As I stood in my little workshop, waiting for glue to set on the fake Crocs from which the puppy removed significant portions, I noticed the laser portion of my printer dissection. I assumed it would need to be broken open, but now picked it up and saw it had four little plastic tabs – piece of cake!

And very cool! The laser is at the arrow on the right. The hexagonal disk has mirrored edges, and is attached to a motor. The bizarrely-shaped plastic lens is obviously very carefully designed to very precisely deliver incredibly tiny dots at incredibly high speed. The arrow on the left points to a tiny mirror whose purpose remains a mystery to me. Amazing technology.


The plastic bits on the right represent a slightly less amazing technology. I was unable to plug in a Schuko plug to an adaptor (maybe the very one labelled C in this post from 2012). I thought I’d take it apart, which it turns out involved breaking it, but the stuck safety gate shown here dropped out. So I glued the broken parts back together, and voilà – another silly little project done.

 

4 thoughts on “More laser discovery

  1. How brilliant to be techy. Perhaps you take it for granted by now, but it’s really something to be envied.

    1. My father was an engineer. I was always “the artist,” drawing in 2-point perspective at age 5, and now comfortably retired after a series of self-published how-to-draw kids’ books that have sold many millions of copies. But actually doing things methodically is a skill (or maybe it’s just patience) I’ve only built over the years.

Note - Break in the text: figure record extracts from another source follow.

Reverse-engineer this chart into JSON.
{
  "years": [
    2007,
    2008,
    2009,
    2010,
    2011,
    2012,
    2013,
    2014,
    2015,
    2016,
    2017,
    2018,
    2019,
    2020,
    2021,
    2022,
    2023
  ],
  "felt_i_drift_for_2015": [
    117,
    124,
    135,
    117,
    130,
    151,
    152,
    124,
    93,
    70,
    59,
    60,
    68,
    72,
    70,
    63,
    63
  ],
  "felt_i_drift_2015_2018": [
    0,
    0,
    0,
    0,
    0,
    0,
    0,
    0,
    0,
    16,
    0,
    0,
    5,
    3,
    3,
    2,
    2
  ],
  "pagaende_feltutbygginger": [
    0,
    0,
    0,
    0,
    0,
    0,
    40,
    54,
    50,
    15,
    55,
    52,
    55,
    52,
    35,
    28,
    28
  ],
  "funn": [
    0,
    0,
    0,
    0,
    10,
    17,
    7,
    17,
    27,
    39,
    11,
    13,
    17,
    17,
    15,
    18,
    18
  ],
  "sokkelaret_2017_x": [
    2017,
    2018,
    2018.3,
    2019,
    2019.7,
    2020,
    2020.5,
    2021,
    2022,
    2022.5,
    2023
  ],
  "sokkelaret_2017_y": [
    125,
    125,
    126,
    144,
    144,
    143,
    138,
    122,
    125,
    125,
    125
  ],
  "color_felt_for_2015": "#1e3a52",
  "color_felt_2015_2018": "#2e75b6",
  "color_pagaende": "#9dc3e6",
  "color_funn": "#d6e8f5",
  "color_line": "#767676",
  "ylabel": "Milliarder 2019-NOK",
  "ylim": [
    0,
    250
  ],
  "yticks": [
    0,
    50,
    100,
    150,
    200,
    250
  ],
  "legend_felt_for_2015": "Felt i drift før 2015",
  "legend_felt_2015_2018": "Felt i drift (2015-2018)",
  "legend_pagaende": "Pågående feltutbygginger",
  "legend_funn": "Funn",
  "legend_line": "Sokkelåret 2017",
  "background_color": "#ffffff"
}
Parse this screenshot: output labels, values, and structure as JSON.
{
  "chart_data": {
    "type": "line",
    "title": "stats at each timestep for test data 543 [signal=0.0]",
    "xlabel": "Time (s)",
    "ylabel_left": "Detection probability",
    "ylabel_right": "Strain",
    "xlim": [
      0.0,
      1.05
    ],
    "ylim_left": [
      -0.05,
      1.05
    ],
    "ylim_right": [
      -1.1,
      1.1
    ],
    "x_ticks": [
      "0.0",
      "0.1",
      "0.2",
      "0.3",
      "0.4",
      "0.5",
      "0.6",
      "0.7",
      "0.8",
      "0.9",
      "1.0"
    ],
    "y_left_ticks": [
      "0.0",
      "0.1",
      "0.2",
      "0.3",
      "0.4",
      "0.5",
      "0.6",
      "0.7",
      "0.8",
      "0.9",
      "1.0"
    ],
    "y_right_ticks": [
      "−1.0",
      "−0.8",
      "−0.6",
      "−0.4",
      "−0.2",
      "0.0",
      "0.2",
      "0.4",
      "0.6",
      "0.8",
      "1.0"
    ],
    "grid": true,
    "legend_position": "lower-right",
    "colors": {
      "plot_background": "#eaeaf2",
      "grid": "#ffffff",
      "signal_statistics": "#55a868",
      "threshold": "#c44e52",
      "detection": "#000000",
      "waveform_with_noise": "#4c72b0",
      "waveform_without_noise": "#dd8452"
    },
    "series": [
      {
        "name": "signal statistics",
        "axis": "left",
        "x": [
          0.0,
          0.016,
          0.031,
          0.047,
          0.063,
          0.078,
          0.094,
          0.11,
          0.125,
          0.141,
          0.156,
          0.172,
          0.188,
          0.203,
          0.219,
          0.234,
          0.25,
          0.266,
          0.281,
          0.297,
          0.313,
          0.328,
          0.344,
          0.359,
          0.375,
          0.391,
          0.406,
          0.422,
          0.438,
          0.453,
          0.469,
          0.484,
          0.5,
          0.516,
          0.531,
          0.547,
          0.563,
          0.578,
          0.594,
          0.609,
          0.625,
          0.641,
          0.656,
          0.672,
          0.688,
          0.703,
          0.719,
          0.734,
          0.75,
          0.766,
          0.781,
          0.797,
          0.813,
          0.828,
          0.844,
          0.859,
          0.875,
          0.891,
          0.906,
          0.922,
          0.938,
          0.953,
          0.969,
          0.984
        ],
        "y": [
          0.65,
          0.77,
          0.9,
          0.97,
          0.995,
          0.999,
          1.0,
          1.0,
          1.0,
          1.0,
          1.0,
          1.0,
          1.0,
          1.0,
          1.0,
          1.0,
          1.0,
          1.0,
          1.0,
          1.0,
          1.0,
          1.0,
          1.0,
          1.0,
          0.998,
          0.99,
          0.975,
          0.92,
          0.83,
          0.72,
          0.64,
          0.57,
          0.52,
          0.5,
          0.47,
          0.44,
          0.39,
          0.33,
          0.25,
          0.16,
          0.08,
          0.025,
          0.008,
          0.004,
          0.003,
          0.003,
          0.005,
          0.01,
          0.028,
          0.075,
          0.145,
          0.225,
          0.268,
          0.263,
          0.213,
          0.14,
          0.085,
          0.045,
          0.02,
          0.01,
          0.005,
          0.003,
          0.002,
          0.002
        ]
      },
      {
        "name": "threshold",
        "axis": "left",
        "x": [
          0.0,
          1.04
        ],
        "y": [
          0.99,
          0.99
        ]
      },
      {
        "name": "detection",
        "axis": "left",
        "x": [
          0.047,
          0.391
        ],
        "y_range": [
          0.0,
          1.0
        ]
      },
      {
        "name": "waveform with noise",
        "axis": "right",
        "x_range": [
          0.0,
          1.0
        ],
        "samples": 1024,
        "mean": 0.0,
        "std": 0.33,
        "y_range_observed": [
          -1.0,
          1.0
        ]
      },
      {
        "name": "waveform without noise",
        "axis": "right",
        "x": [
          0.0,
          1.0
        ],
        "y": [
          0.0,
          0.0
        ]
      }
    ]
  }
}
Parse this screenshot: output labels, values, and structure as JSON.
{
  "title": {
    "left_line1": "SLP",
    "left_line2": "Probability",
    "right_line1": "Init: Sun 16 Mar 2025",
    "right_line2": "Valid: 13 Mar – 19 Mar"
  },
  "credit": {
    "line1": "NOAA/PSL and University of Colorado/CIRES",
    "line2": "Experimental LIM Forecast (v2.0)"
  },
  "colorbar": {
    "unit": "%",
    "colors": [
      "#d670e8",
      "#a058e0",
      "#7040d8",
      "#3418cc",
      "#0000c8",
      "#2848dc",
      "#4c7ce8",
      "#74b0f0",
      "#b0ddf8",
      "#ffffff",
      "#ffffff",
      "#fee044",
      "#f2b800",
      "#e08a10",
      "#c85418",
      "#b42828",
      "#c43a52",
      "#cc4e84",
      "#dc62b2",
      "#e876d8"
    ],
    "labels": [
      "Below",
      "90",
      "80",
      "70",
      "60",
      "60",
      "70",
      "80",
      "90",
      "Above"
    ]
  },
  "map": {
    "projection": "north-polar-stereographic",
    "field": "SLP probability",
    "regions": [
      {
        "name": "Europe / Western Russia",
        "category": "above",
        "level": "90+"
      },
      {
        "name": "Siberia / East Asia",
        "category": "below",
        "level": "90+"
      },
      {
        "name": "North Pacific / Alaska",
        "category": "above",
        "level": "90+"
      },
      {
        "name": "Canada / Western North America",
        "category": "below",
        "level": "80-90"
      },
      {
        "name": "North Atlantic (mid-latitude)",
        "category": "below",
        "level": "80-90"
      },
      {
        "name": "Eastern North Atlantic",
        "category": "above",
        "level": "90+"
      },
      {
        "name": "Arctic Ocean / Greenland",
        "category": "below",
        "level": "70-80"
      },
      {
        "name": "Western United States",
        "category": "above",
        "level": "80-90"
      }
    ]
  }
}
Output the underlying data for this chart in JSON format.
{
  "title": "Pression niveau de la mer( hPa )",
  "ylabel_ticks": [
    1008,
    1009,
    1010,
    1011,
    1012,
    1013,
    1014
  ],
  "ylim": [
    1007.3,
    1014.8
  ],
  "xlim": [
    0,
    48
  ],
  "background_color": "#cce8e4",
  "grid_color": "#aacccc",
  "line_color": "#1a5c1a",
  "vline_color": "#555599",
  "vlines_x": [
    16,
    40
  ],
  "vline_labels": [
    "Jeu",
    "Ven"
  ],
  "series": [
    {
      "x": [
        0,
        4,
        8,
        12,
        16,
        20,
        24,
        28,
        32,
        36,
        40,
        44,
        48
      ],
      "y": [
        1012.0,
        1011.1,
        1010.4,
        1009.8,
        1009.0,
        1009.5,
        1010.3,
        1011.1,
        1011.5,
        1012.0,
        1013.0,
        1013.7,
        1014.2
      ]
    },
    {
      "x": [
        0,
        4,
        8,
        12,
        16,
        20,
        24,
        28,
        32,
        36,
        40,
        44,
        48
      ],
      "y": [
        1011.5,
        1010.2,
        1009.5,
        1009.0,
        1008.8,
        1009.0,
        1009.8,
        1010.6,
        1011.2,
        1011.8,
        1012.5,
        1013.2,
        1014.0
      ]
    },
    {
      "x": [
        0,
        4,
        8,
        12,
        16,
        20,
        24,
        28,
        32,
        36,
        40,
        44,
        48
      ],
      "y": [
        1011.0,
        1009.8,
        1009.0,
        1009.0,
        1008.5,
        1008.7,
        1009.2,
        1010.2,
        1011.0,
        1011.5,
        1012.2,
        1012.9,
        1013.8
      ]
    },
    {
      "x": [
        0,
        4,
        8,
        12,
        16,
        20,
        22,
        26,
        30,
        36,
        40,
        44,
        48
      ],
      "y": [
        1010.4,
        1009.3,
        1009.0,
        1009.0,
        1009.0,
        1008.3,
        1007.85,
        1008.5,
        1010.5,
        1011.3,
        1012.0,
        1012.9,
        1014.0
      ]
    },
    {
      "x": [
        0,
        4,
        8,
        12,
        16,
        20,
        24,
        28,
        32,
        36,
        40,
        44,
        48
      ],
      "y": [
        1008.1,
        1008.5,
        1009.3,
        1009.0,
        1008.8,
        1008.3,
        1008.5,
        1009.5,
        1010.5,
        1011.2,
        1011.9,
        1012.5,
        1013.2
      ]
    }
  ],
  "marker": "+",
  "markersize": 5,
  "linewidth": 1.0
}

    1. Best I can figure that mirror has to spin 500,000 times per SECOND in in order to produce a printed page in 10 seconds. Hard to imagine how that’s even possible, but I spin that thing next to my ear and hear absolutely nothing! The replacement printer ($90 here; $50 in non-socialist-“paradise” countries) is smaller, with toner cartridge half the size, and cranks out pages twice as fast.